Traditionally, the specifications provided by the manufacturer to end users of plastic foam systems has taken the form of time measurements versus phases of reacted foam development. They are “cream” time, “gel” or “string” time, and “tack-free” time. By comparing the manufacturer’s specified times at 80 F versus the times developed by the producer in test shots, some form of quality control can be maintained.

These standards are somewhat subjective and have been in place since the development of polyurethane foams. Since the chemical reaction is exothermic, it should be possible to generate a time versus temperature profile of the reacting foam that will be the equivalent of the “cream,” “gel,” and “tack-free,” standards. Since the reaction can be measured by temperature over real time, the resulting profile could conceivably be a far more accurate means of specifying the performance of the foam during it’s creation. Assuming that the reacting foam is not stressed by out of spec. temperatures affecting the liquid components, or mold cavity or mold surfaces, then the physical characteristics of the reacted foam product may be predictable based on variations in the time versus temperature curve for a specific foam system.

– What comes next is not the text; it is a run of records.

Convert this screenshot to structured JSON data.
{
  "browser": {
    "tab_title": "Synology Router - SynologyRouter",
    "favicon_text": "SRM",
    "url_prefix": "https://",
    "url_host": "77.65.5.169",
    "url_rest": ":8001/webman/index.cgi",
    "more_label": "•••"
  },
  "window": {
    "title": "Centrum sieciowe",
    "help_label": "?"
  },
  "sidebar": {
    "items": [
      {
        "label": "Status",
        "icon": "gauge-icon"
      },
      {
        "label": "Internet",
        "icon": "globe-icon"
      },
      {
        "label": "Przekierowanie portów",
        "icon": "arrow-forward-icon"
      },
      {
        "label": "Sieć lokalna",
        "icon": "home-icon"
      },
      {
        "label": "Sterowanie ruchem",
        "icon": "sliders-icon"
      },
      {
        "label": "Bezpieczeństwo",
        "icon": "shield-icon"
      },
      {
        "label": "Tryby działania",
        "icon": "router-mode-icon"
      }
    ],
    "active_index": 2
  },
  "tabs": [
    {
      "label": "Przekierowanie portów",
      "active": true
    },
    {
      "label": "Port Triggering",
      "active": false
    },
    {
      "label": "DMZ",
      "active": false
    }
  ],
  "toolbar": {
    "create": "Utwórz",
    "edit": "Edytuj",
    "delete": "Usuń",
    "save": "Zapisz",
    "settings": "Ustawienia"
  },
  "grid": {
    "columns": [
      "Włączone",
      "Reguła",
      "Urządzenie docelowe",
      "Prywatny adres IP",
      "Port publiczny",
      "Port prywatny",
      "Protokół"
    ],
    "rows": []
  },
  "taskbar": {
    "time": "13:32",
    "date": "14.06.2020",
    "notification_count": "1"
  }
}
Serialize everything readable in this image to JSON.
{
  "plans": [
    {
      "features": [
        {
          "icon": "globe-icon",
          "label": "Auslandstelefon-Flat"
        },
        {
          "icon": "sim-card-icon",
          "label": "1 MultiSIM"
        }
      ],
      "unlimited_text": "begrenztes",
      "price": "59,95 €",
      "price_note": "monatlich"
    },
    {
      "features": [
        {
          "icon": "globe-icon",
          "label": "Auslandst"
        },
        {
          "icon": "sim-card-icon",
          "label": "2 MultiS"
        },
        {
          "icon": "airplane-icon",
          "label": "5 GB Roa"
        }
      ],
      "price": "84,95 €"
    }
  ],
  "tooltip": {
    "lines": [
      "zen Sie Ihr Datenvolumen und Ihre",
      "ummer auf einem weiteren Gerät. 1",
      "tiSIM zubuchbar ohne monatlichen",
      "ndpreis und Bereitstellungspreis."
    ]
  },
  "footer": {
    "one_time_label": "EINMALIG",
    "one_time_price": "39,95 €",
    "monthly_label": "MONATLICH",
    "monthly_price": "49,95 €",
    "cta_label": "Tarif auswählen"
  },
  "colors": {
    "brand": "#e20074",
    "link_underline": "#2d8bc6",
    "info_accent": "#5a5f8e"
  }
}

In other words, unless affected by extraneous temperature factors, the finished foam product will be everything it’s going to be based on it’s formative development, which occurs within 5 minutes and can be described thermally.

Whether or not infrared thermography can be used in this manner to quality control chemical foam systems, or be used to develop new foam systems using different blowing agents (current use of CFC’s is being curtailed and substitutes will have to be in place in 3 to 5 years) is dependent on additional research with more sophisticated equipment. For infrared thermography to be used for such purposes is also a considerable challenge to the manufacturers. A matrix of 6 factors that could affect the thermal profile of a single system measured just every 10 seconds over 4 minutes could result in 720 potentially different profiles. The confidence in which manufacturers and producers have in eliminating some of these factors is a likely consideration in whether interest will be expressed in moving ahead with thermography as a quality control tool. Fortunately, the emergence of digital imaging systems and powerful desk top computers capable of storing and comparing information of this type may help.